Having found her voice, Brendle-Moss now uses it to advocate for others. “I wear a lot of hats,” she says. “I’m part of many organizations.”

She served as a volunteer at the 2012 International AIDS Conference in Washington, DC, and was accepted into the AIDS Alliance Consumer Leadership Corps Training Program. She also participated in the “What would you do for a cure?” campaign, which was created by the Treatment Action Group. The campaign took her back to DC to lobby North Carolina’s congressional delegation for increased funding for HIV and aging research.

Today, Brendle-Moss is a member of the Positive Women’s Network–USA and has become active with the Forward Together Moral Monday Movement, founded by the Rev. William Barber, president of the North Carolina NAACP.

Through her activism, she has crossed many barriers, working closely with transgender men and women, Latinos and other minorities. “I am simply trying to provide a voice for all of us,” Brendle-Moss says.

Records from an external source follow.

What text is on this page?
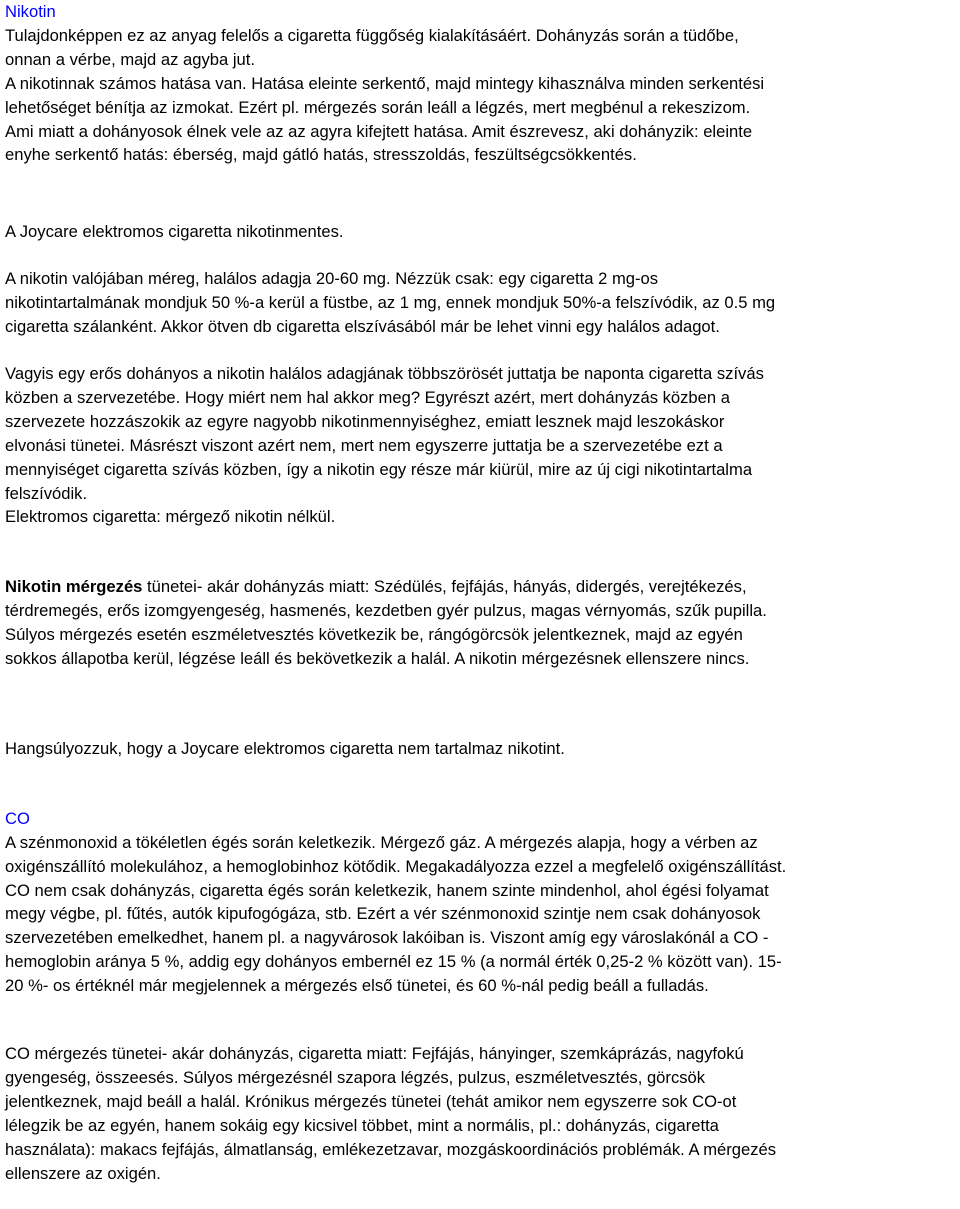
Nikotin
Tulajdonképpen ez az anyag felelős a cigaretta függőség kialakításáért. Dohányzás során a tüdőbe,
onnan a vérbe, majd az agyba jut.
A nikotinnak számos hatása van. Hatása eleinte serkentő, majd mintegy kihasználva minden serkentési
lehetőséget bénítja az izmokat. Ezért pl. mérgezés során leáll a légzés, mert megbénul a rekeszizom.
Ami miatt a dohányosok élnek vele az az agyra kifejtett hatása. Amit észrevesz, aki dohányzik: eleinte
enyhe serkentő hatás: éberség, majd gátló hatás, stresszoldás, feszültségcsökkentés.
A Joycare elektromos cigaretta nikotinmentes.
A nikotin valójában méreg, halálos adagja 20-60 mg. Nézzük csak: egy cigaretta 2 mg-os
nikotintartalmának mondjuk 50 %-a kerül a füstbe, az 1 mg, ennek mondjuk 50%-a felszívódik, az 0.5 mg
cigaretta szálanként. Akkor ötven db cigaretta elszívásából már be lehet vinni egy halálos adagot.
Vagyis egy erős dohányos a nikotin halálos adagjának többszörösét juttatja be naponta cigaretta szívás
közben a szervezetébe. Hogy miért nem hal akkor meg? Egyrészt azért, mert dohányzás közben a
szervezete hozzászokik az egyre nagyobb nikotinmennyiséghez, emiatt lesznek majd leszokáskor
elvonási tünetei. Másrészt viszont azért nem, mert nem egyszerre juttatja be a szervezetébe ezt a
mennyiséget cigaretta szívás közben, így a nikotin egy része már kiürül, mire az új cigi nikotintartalma
felszívódik.
Elektromos cigaretta: mérgező nikotin nélkül.
Nikotin mérgezés tünetei- akár dohányzás miatt: Szédülés, fejfájás, hányás, didergés, verejtékezés,
térdremegés, erős izomgyengeség, hasmenés, kezdetben gyér pulzus, magas vérnyomás, szűk pupilla.
Súlyos mérgezés esetén eszméletvesztés következik be, rángógörcsök jelentkeznek, majd az egyén
sokkos állapotba kerül, légzése leáll és bekövetkezik a halál. A nikotin mérgezésnek ellenszere nincs.
Hangsúlyozzuk, hogy a Joycare elektromos cigaretta nem tartalmaz nikotint.
CO
A szénmonoxid a tökéletlen égés során keletkezik. Mérgező gáz. A mérgezés alapja, hogy a vérben az
oxigénszállító molekulához, a hemoglobinhoz kötődik. Megakadályozza ezzel a megfelelő oxigénszállítást.
CO nem csak dohányzás, cigaretta égés során keletkezik, hanem szinte mindenhol, ahol égési folyamat
megy végbe, pl. fűtés, autók kipufogógáza, stb. Ezért a vér szénmonoxid szintje nem csak dohányosok
szervezetében emelkedhet, hanem pl. a nagyvárosok lakóiban is. Viszont amíg egy városlakónál a CO -
hemoglobin aránya 5 %, addig egy dohányos embernél ez 15 % (a normál érték 0,25-2 % között van). 15-
20 %- os értéknél már megjelennek a mérgezés első tünetei, és 60 %-nál pedig beáll a fulladás.
CO mérgezés tünetei- akár dohányzás, cigaretta miatt: Fejfájás, hányinger, szemkáprázás, nagyfokú
gyengeség, összeesés. Súlyos mérgezésnél szapora légzés, pulzus, eszméletvesztés, görcsök
jelentkeznek, majd beáll a halál. Krónikus mérgezés tünetei (tehát amikor nem egyszerre sok CO-ot
lélegzik be az egyén, hanem sokáig egy kicsivel többet, mint a normális, pl.: dohányzás, cigaretta
használata): makacs fejfájás, álmatlanság, emlékezetzavar, mozgáskoordinációs problémák. A mérgezés
ellenszere az oxigén.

While many people her age (and younger) don’t know a DM (direct message) from an RT (retweet), Brendle-Moss has developed a following on social media, mainly Twitter and Facebook. She uses social media to connect with other advocates and spread awareness about HIV.

When she meets people who are newly diagnosed with HIV, Brendle-Moss gives them two pieces of advice: “Number one, take a deep breath. And number two, allow it to sink in. This is not the end of your life by any means.”

And as Brendle-Moss’s life exemplifies, it could be the beginning of a new and exciting stage.